# Vectors: Please check my work

1. Feb 4, 2014

### reddawg

1. The problem statement, all variables and given/known data

Please check my work for the following problem:

Find the point(s) where the curve r = <t,t2,-3t> intersects the plane 2x-y+z=-2.

2. The attempt at a solution

t + t2 -3t = -2

(t-2)(t+0) = -2

t=0 and t=-2

plugging those values in yields: r(0) = <0,0,0>

r(-2) = <-2,4,6>

Is that what the problem is asking for?

2. Feb 4, 2014

### Dick

Check your answers. <0,0,0> is not on the plane. Why? (Hint: you solved the wrong quadratic - check it).

3. Feb 4, 2014

### reddawg

I see that <0,0,0> is not on the plane however I'm not sure what other quadratic I could solve.

4. Feb 4, 2014

### Dick

There's a wrong sign and a coefficient mistake in your quadratic.
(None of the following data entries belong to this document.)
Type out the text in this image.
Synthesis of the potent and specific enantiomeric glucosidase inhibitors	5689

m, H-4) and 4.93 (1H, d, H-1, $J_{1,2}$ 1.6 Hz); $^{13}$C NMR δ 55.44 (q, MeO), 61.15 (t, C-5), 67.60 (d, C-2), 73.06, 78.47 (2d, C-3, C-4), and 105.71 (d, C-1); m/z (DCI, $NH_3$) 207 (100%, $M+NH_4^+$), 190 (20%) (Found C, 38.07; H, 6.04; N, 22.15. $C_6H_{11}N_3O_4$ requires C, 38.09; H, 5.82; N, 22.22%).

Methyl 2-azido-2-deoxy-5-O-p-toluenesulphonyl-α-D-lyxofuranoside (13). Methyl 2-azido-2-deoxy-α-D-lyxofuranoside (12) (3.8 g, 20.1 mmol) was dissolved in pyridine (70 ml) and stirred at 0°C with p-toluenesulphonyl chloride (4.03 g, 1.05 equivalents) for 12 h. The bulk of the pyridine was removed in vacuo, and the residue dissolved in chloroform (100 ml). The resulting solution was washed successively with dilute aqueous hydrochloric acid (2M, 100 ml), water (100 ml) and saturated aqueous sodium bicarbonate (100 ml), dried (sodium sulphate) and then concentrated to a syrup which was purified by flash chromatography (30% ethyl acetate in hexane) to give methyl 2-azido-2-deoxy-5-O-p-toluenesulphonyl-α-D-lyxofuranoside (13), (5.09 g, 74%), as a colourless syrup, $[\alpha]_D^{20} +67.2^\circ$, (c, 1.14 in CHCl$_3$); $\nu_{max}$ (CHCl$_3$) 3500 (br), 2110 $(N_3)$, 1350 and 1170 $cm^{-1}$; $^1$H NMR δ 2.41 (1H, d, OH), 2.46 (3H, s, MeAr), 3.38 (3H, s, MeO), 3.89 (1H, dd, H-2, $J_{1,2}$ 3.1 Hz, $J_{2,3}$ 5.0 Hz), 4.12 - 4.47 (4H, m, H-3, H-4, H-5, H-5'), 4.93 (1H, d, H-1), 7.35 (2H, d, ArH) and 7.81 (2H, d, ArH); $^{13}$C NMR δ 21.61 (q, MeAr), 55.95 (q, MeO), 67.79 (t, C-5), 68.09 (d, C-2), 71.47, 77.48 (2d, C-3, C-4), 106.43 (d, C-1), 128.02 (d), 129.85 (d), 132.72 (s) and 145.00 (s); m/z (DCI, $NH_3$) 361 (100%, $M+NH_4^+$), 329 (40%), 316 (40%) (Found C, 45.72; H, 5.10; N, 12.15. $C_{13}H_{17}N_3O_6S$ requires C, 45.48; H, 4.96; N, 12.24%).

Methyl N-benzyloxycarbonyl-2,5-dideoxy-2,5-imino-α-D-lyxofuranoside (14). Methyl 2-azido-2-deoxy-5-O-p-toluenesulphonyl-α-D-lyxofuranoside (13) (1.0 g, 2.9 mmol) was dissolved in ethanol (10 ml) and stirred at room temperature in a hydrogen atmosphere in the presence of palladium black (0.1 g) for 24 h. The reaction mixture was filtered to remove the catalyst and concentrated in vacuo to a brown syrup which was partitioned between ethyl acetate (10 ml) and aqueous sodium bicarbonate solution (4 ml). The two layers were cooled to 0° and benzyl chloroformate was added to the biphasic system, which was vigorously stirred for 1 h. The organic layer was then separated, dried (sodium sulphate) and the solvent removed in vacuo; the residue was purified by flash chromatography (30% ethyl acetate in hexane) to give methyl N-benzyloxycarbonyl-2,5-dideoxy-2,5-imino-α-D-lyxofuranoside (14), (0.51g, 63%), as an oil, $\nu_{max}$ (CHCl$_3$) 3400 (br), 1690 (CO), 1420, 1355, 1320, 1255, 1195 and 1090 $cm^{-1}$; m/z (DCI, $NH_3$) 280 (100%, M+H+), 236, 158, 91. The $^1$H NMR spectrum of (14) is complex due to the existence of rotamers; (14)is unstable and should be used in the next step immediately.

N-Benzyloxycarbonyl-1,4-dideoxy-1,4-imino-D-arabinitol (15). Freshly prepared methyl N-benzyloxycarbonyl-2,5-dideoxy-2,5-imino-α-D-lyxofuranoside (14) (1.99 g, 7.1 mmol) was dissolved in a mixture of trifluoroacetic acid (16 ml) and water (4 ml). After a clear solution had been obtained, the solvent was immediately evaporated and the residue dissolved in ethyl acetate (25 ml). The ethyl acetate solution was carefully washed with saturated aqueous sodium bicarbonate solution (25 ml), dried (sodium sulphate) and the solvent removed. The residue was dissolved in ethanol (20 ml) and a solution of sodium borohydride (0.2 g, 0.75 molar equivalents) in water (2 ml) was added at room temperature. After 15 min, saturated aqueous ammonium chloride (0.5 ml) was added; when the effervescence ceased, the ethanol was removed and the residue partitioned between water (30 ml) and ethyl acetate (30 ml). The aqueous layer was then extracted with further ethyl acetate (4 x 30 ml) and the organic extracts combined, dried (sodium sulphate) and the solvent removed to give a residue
It's just an error. There's nothing wrong with your procedure Just fix it.

Last edited: Feb 4, 2014
5. Feb 4, 2014

### reddawg

I honestly can't see the mistake all I did was match the signs with the given equations.

6. Feb 4, 2014

### Dick

Then you are doing something strange. You have 2x-y+z=(-2). x=t, y=t^2 and z=(-3t). If I put those values of x, y and z into the plane equation, I get 2t-t^2-3t=(-2). Why didn't you? What did you do???

7. Feb 4, 2014

### reddawg

Oh I see, I misunderstood the process. The values of x, y, z go into the plane equation.

I was using the components of r which is where I got positive t^2.

Thank you.

8. Feb 4, 2014

### Dick

You're welcome. I still don't see quite what you did, but that's ok. Just don't do it again.